Fully Homomorphic Encryption (FHE) is rapidly emerging as a promising foundation for privacy-preserving cloud services, enabling computation directly on encrypted data. As FHE implementations mature and begin moving toward practical deployment in domains such as secure finance, biomedical analytics, and privacy-preserving AI, a critical question remains insufficiently explored: how reliable is FHE computation on real hardware? This question is especially important because, compared with plaintext computation, FHE incurs much higher computational overhead, making it more susceptible to transient hardware faults. Moreover, data corruptions are likely to remain silent: the FHE service has no access to the underlying plaintext, causing unawareness even though the corresponding decrypted result has already been corrupted.

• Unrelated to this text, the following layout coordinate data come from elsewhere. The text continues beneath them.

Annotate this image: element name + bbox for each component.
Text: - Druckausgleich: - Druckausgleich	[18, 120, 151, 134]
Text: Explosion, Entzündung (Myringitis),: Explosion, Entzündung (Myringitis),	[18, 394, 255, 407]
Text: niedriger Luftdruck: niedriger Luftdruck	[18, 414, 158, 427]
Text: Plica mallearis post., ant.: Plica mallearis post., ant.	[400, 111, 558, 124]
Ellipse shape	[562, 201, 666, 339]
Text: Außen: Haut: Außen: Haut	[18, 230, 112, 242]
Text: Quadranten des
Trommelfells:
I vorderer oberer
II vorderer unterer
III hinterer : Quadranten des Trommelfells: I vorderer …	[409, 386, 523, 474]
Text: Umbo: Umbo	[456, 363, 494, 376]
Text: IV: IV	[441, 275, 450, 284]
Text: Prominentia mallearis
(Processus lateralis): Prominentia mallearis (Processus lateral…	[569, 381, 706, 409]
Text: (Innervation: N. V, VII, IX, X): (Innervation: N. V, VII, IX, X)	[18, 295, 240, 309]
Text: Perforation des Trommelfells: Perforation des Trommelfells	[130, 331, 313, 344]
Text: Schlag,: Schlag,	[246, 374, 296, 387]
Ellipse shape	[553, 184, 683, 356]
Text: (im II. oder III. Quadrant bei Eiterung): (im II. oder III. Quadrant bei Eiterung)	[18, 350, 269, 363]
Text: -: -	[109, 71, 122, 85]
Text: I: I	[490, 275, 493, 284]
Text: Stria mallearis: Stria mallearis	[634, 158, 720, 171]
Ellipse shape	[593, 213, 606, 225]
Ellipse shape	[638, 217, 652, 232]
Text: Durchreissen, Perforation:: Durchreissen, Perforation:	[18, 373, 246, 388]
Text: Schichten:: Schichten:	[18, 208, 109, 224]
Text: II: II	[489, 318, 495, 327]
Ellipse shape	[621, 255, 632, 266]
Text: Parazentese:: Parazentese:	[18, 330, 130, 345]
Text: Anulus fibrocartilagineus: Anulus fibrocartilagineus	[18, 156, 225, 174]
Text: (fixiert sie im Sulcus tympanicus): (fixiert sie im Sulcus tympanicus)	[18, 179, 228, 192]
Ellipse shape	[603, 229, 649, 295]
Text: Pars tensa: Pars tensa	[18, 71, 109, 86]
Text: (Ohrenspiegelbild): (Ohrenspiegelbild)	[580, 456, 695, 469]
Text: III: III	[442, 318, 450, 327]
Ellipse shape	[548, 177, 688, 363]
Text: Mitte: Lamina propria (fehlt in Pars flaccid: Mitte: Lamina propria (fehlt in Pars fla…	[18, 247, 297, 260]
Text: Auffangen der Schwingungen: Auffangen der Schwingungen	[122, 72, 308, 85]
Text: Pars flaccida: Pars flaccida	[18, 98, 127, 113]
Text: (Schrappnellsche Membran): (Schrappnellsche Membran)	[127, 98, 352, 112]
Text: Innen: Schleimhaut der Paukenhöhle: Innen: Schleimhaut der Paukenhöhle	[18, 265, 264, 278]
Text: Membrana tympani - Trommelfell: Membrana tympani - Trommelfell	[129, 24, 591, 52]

To this end, we conduct a comprehensive evaluation of SDCs in FHE ciphertext computation. Through large-scale fault-injection experiments, we characterize the vulnerability of FHE to transient faults, and through a theoretical analysis of error-propagation behaviors, we gain deeper algorithmic insight into the mechanisms underlying this vulnerability. We further assess the effectiveness of different fault-tolerance mechanisms for mitigating these faults.

翻译：全同态加密（FHE）正迅速成为隐私保护云服务的有前景基础，支持直接在加密数据上进行计算。随着FHE实现逐渐成熟并开始向安全金融、生物医学分析和隐私保护AI等领域的实际部署推进，一个关键问题仍未得到充分探讨：FHE计算在实际硬件上的可靠性如何？这个问题尤为重要，因为与明文计算相比，FHE会带来更高的计算开销，使其更容易受到瞬态硬件故障的影响。此外，数据损坏很可能保持静默：FHE服务无法访问底层明文，导致即使相应解密结果已被损坏，服务也无法察觉。为此，我们对FHE密文计算中的静默数据损坏进行了全面评估。通过大规模故障注入实验，我们表征了FHE对瞬态故障的脆弱性；通过错误传播行为的理论分析，我们对该脆弱性背后的机制获得了更深入的算法洞见。我们进一步评估了不同容错机制在减轻这些故障影响方面的有效性。